My story of depersonalization
depersonalization anxiety derealzation depression mental health
This is my story of depersonalization and the road I am on to recovery.
After many anxiety/panic attacks I was literally at breaking point with it all. It is very hard to explain it but I was in my bedroom and all of a sudden my house seemed very strange and very different. I was sitting on my bed and looking out the window and the sky just seemed so different and it felt like things just didnt feel normal and non existent. I tried explaining it to my husband but I couldn't find the words. I thought to myself "oh, it will pass" but I woke up the next day & it was still there, it was like my environment felt so different and strange like there was a barrier between me and normality like a separation (for many d/p suffers you know how hard it is to describe!) so that day I went shopping and I felt like I was floating around the shop, it felt fuzzy & hazy, the best way I can describe it is I felt like I had smoken cannabis, I was looking at the sky and it felt so strange (exactly like the picture attached) we drove home and I was looking at my house and it felt so strange like foreign to me. I laid in bed that night feeling very high. I have a history with ptsd following a cannabis indecent so as you can image this causes alot of anxiety for me.
As the weeks followed I felt even more disconnected from everything around me, I went to see my Dr & she suggested coming off the Citalopram and going on to mirtazapine, it did help but I had an allergic reaction. The citalopram withdrawls where horrible and made my anxiety worst and did nothing to help the depersonalization at all.
One day I woke up and my depersonalization went away, I ran around shouting in pure happiness and crying with relive but then it came back the next day!!!!

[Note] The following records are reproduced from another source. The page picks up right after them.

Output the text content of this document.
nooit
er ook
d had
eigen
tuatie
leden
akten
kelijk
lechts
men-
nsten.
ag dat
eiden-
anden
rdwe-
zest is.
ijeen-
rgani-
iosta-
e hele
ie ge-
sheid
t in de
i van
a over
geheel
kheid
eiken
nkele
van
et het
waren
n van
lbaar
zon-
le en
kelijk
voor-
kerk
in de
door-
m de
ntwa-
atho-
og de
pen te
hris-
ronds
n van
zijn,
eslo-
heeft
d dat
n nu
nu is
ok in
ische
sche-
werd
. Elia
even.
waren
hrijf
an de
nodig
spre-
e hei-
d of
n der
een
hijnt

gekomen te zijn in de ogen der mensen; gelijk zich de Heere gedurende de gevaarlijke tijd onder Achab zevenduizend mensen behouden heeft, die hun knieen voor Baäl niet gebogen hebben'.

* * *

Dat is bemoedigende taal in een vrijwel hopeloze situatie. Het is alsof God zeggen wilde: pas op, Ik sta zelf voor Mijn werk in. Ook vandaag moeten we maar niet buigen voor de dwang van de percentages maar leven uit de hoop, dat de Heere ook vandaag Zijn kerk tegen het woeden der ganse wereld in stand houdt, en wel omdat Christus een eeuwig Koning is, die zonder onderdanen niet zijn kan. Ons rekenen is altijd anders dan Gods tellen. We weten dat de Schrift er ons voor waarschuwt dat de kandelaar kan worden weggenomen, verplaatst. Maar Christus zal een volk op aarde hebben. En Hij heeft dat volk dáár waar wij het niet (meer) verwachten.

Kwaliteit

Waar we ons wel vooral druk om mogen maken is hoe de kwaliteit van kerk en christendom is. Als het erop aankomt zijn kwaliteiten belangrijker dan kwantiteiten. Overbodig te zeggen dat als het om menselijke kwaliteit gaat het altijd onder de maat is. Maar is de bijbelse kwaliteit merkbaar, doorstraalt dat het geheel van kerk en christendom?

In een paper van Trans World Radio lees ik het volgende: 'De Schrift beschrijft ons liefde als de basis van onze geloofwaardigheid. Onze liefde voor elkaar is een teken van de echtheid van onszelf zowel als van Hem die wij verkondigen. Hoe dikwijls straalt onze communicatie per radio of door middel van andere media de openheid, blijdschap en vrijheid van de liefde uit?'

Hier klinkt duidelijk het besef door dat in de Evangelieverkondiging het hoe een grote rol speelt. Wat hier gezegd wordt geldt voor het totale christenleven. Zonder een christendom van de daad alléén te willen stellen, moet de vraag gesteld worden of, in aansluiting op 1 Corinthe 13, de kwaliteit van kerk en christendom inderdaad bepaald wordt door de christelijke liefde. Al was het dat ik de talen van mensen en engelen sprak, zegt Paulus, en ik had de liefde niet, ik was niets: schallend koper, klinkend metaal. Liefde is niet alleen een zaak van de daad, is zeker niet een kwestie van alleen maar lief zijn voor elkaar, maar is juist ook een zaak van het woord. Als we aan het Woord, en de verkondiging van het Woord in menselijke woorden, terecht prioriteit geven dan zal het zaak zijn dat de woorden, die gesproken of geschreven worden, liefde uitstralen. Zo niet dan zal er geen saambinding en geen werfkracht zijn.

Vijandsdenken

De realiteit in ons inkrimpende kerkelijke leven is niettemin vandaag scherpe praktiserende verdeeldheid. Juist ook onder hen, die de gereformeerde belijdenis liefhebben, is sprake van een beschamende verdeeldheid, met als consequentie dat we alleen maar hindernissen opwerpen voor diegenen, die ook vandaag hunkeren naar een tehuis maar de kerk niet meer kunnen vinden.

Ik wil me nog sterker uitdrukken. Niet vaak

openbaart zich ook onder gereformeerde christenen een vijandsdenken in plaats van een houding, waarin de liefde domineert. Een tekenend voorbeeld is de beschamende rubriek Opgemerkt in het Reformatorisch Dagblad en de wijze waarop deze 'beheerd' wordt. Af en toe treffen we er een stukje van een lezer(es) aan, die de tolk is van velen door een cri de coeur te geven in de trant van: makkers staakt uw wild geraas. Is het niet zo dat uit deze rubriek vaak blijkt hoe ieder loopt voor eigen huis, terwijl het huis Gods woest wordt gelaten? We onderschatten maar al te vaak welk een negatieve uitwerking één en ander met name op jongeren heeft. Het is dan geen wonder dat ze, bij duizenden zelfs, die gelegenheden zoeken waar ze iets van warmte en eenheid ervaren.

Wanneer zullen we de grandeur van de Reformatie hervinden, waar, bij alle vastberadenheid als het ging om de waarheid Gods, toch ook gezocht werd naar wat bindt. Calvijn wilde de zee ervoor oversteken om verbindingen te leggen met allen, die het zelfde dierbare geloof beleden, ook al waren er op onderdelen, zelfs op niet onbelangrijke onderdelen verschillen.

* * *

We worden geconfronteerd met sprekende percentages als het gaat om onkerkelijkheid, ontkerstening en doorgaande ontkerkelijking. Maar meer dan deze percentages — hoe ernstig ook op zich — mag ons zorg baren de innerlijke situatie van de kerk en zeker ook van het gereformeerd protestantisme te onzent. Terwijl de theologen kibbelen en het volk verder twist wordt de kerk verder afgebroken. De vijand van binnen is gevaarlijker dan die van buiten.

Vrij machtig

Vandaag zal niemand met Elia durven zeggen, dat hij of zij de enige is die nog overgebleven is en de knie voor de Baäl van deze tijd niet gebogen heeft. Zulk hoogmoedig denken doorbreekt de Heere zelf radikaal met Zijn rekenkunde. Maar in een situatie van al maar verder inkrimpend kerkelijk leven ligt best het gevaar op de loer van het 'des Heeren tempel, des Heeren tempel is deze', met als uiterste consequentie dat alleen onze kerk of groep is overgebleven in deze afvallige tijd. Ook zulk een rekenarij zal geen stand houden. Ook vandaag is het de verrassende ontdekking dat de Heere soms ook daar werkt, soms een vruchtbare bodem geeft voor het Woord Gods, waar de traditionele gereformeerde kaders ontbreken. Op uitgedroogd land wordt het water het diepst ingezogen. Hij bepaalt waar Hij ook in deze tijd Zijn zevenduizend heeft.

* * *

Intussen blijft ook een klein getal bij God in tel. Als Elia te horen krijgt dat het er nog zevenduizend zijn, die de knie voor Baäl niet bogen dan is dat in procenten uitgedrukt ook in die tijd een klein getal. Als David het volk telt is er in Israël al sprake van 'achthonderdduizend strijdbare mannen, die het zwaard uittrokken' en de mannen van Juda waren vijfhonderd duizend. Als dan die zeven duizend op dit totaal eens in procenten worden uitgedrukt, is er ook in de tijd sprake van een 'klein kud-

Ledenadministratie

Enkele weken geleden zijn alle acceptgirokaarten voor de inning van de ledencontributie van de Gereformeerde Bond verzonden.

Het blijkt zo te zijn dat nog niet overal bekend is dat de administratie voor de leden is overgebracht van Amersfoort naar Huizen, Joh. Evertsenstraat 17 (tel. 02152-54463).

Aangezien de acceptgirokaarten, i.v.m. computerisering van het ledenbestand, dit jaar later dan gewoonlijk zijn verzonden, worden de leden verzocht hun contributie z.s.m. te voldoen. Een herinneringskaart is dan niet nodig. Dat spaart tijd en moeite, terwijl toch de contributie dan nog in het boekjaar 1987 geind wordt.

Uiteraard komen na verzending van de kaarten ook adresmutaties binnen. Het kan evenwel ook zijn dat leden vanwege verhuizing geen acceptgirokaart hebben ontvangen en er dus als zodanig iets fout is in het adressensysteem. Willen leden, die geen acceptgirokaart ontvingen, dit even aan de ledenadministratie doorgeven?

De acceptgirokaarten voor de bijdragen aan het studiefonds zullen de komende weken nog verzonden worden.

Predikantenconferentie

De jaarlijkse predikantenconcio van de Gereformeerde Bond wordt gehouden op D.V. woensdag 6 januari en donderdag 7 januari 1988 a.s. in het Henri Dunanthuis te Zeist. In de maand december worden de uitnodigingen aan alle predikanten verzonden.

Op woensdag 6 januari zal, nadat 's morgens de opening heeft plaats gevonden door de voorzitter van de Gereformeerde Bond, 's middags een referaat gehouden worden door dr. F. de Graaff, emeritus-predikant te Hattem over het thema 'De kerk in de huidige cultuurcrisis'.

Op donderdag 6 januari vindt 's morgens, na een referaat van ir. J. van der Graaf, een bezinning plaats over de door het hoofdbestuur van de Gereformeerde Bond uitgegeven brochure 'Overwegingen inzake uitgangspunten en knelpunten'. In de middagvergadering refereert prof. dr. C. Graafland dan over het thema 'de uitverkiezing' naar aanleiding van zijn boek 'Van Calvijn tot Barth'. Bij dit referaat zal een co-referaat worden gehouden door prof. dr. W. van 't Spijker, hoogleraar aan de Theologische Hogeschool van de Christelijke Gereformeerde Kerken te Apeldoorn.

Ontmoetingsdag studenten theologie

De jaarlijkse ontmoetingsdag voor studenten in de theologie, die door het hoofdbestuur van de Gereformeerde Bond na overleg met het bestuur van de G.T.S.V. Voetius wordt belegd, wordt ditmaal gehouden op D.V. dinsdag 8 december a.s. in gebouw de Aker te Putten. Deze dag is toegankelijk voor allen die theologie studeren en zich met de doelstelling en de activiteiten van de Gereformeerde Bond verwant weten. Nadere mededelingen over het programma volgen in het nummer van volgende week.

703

Over time I have now become extremely detached from all my memories, they feel so fake and time perception has changed alot, I know that events have happened but they feel like they didnt and instead of being months ago it was years ago. I can not connect myself to anything at all, I look at photo's of me and although I have memory of it, I find it hard believing it's me.
Dr put me on 50mg of Zoloft then to 100mg, it helps soooo much with the anxiety but it made my depersonalization 100 x worst and the intrusive thoughts are over whelming. I came off it but the anxiety got soooo bad I had a panic attack and collapsed so I went back on them, only 25mg but they have helped alot with the anxiety.
Right now, I guess I just feel very depressed and lonely, I have had this seven months and it won't go....but it is the only thing on my mind. I don't really have anyone to talk to at the moment as no one really understands.